5 Things We Love is a shortlist of newly discovered stuff you have got to see, hear, wear, use or eat. What are you loving this week? Send a brief description of your latest favorite thing, where to find it and how much it costs, along with your name and contact info to features@staradvertiser.com.
Enjoy national parks on Instagram
Can’t afford a summer trip to one of the United States’ great national parks? Take a virtual vacation via @usinterior on Instagram. There you’ll find spectacular landscape and wildlife photography from American Samoa and Hawaii to Maine. It’s where I go when I’m trapped indoors and need a breath of fresh air.
—Christie Wilson
Graphic novel is an ode to childhood
Gilbert Hernandez’s all-ages graphic novel "Marble Season" (Drawn & Quarterly, $21.95) is a semiautobiographical story of growing up in a multi-ethnic, working-class Southern California neighborhood in the 1960s. The characters include Huey, an imaginative, comic-book-loving boy, his younger brother, Chavo, and a mysterious girl who’s always listening to Motown and "Beatos" songs on her transistor radio. The last few pages, which focus on Huey’s friendship with Betty, a girl from the ‘hood, are magical in their simple directness. Throughout his successful career, Hernandez has demonstrated an affinity for small-kid times, and "Marble Season" is told in a vivid but measured style that invites readers to linger on those small moments that make childhood so special.
—Gary Chun, Honolulu
Keiki musicians find treasure in trash
There are plenty of inspiring music stories out there, from Scottish phenom Susan Boyle to Choi Sung-bong, the homeless Korean boy who was a hit on that country’s version of "Idol." Then there’s the Landfill Harmonic, a youth orchestra that literally grew out of a trash heap called Cateura, a slum near Asuncion, the capital of Paraguay. The young musicians play on instruments made from recycled garbage: discarded oil tins, plumbing, coins and buttons.
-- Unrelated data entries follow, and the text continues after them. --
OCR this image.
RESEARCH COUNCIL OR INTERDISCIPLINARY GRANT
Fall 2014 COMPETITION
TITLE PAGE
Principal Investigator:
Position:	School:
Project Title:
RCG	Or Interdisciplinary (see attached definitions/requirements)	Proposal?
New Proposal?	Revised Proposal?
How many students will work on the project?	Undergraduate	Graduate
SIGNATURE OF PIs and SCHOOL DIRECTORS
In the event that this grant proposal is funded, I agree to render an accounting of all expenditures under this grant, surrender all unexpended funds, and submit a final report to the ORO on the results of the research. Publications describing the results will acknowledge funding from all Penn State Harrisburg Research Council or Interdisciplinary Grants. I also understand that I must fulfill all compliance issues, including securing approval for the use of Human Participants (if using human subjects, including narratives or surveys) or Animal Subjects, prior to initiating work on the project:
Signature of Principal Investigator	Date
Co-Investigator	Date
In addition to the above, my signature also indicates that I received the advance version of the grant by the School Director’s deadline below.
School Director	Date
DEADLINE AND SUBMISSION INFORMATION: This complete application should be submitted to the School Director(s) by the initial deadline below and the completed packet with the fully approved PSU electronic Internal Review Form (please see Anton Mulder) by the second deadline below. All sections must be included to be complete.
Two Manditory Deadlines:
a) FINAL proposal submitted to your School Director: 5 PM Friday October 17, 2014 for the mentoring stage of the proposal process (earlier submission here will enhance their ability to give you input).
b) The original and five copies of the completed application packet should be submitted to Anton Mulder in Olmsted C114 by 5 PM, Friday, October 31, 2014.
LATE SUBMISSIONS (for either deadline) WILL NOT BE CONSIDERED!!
To see 19-year-old "Bebi" point proudly to the crumpled remains of an oil drum and call it his cello is intriguing, but it’s truly chicken-skin time to watch him sit down and play Bach on it. Find clips of the orchestra on YouTube, and a documentary is due next year.
—Steven Mark
Coloring product rejuvenates tresses
Paul Mitchell’s PM Shines hydrating hair color has given my hair new life. Past salon treatments left my locks dry, brittle and frizzy, but after a year of using PM Shines, my hair is shiny, glossy and looks like it did in high school (many years ago)! The ammonia-free product covers my gray and lasts four to six weeks. And because it’s semipermanent, it’s quicker and cheaper than a regular color appointment. My salon, Winam Hair Studio at 1130 Koko Head Ave. No. 2, 922-1444 — one of Elle magazine’s top 100 salons of 2012 — is one of many places in Hawaii that uses Paul Mitchell products. To find others, check www.paulmitchell.com.
—Kirsten Fujitani, Honolulu
Find your A&W float fix in Mililani
My mom is originally from Wisconsin, which meant summer vacations as a youth visiting my grandparents in Madison. For some reason, I associate those trips with getting to eat and drink things I’d never see at home in Hawaii. I remember getting my first taste of Mountain Dew while visiting the "Waterpark Capital of the World" in Wisconsin Dells. And I used to get the biggest kick out of the food served at truck stops we’d visit on the long drive from O’Hare International Airport in Chicago.
I also remember drinking my first A&W Root Beer float in a frosted mug with my grandfather. There was something special about getting my own glass filled to the brim with ice cream, the root beer foaming up and over the sides, turning me into the sticky-fingered, sugared-up preteen I’m sure my parents just loved having to deal with.
Flash forward some 30 years, and I still get giddy thinking about those frosted mugs. And until recently I was oblivious to the fact I could get my root beer float fix in Mililani at a combination A&W/Long John Silver’s restaurant, 95-656 Meheula Parkway, for just $3.99. Be sure to dine in for the best experience — you can’t get a frosted mug or free refills on your root beer if you order to go!